May Edginton

May Edginton (originally Helen Marion Edginton, 1883 – 17 June 1957)[1] was an English writer of over 50 popular novels, who also collaborated with Rudolf Besier on two plays.[2] Many of her novels explore domestic predicaments.

Fiction, plays and films

The Sin of Eve (1913) features a pretty suffragette and working woman, who leaves "the Cause" to get married. Others of Edginton's novels examine escapes or solutions for heroines in unhappy domestic situations. Married Life, or The True Romance (1917), for example, shows disintegration in the relations between newly-weds living on a small income. The wife depends wholly on the husband for money and is tied to the home by the arrival of their three children, so losing all power and independence. However, she manages to reverse the situation while her husband is away on a business trip. Woman of the Family (1936) has the "household drudge" Eve advance from a secretarial job to being a dance-club hostess, yet in marriage still having "no right to her own money". She escapes with one of the club's wealthy clients. Edginton's final novel was Two Lost Sheep (1955).[2]

Three of her fiction works were filmed: "World Without End" as His Supreme Moment (1925), starring Blanche Sweet, the novel Purple and Fine Linen as Three Hours (1927) starring Corinne Griffith, and later as Adventure in Manhattan (1936) starring Jean Arthur,[2] and The Joy Girl, adapted as The Joy Girl (1927) starring Olive Borden.[1]

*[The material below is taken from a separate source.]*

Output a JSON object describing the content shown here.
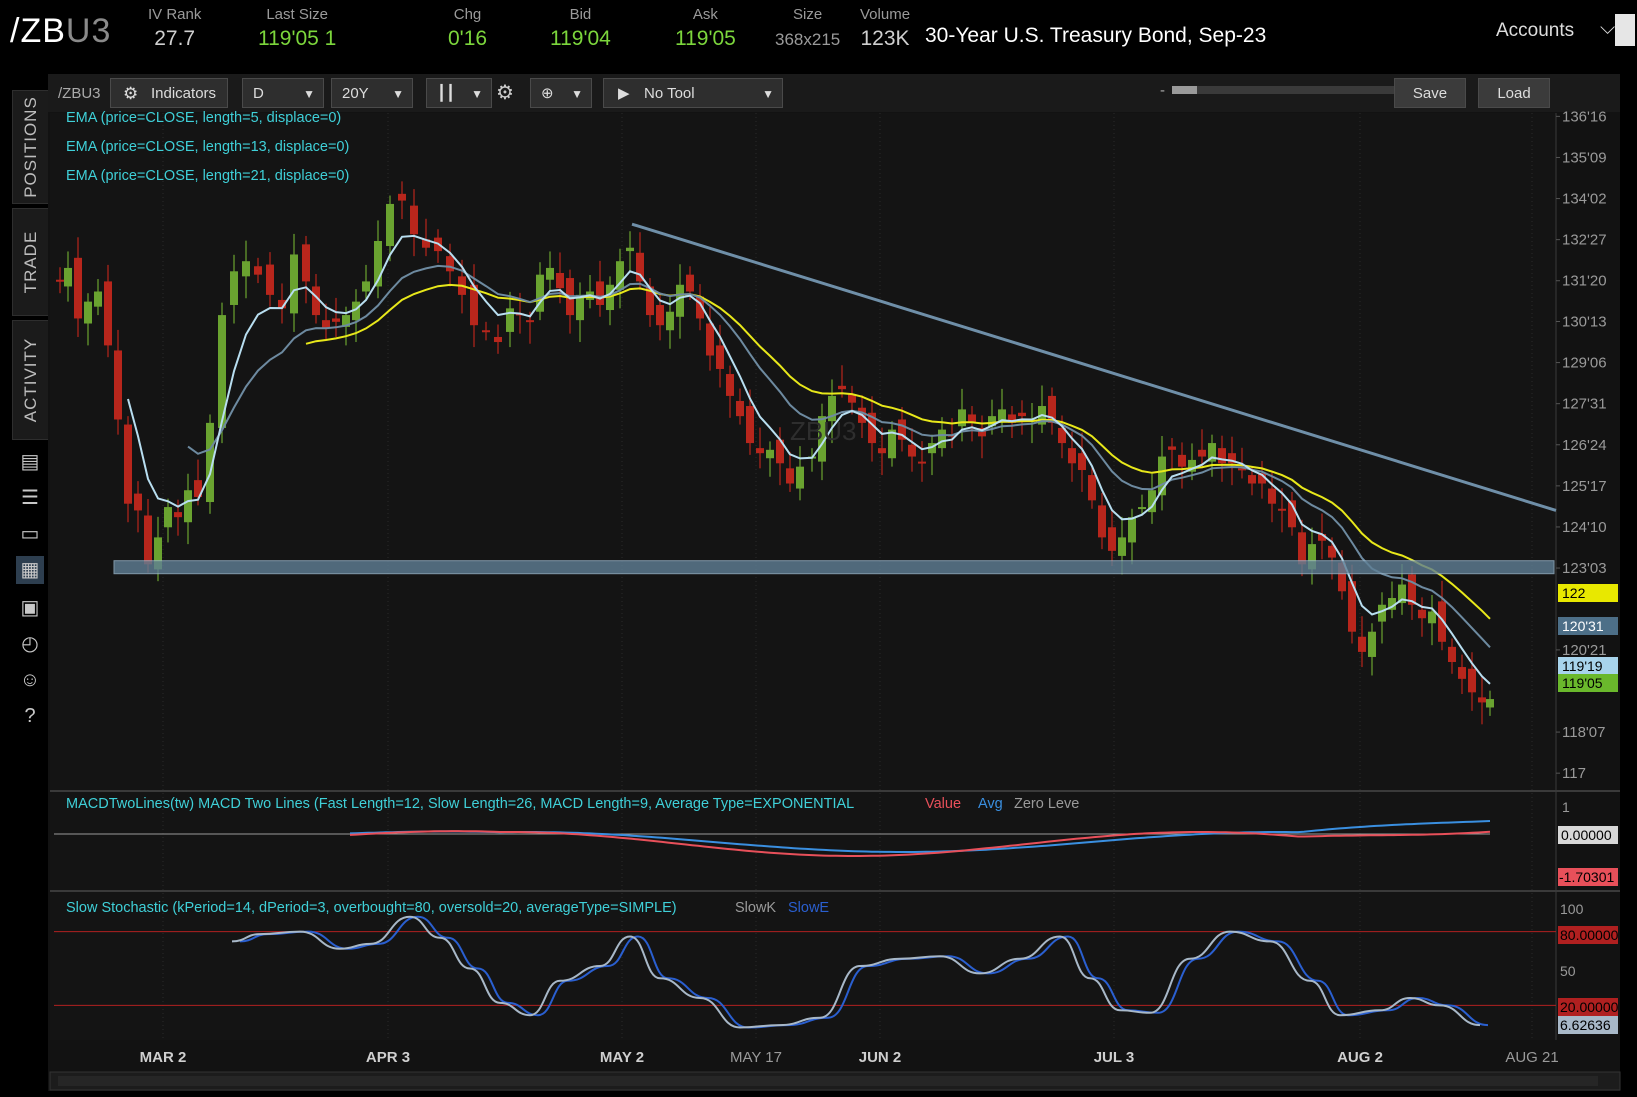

Her two plays, co-written with Rudolf Besier, were Secrets (1922) and The Prude's Fall (1920). Both were later filmed, the first of them twice: Secrets (1924) with Norma Talmadge and Secrets (1933) with Mary Pickford. The Prude's Fall appeared as Dangerous Virtue (1924), directed by Graham Cutts, art direction by Alfred Hitchcock, starring Jane Novak and Julanne Johnston.[1][2]

Her work was translated into several languages, including Hungarian[3] and Chinese.[4]


In 1912, Edginton married the novelist Francis Evans Bailey (died 1962), who was a colleague of hers on the Royal Magazine.[5] They had one son.[2] She died in Rondebosch, South Africa on 17 June 1957.[1]


  1. IMDb
  2. Virginia Blain, Patricia Clements and Isobel Grundy: The Feminist Companion to Literature in English. Women Writers from the Middle Ages to the Present Day (London: Batsford, 1990), p. 329.
  3. Site in Hungarian: Retrieved 4 May 2018.
  4. OCLC Worldcat Identities Retrieved 4 May 2018.
  5. Oxford Reference Retrieved 4 May 2018.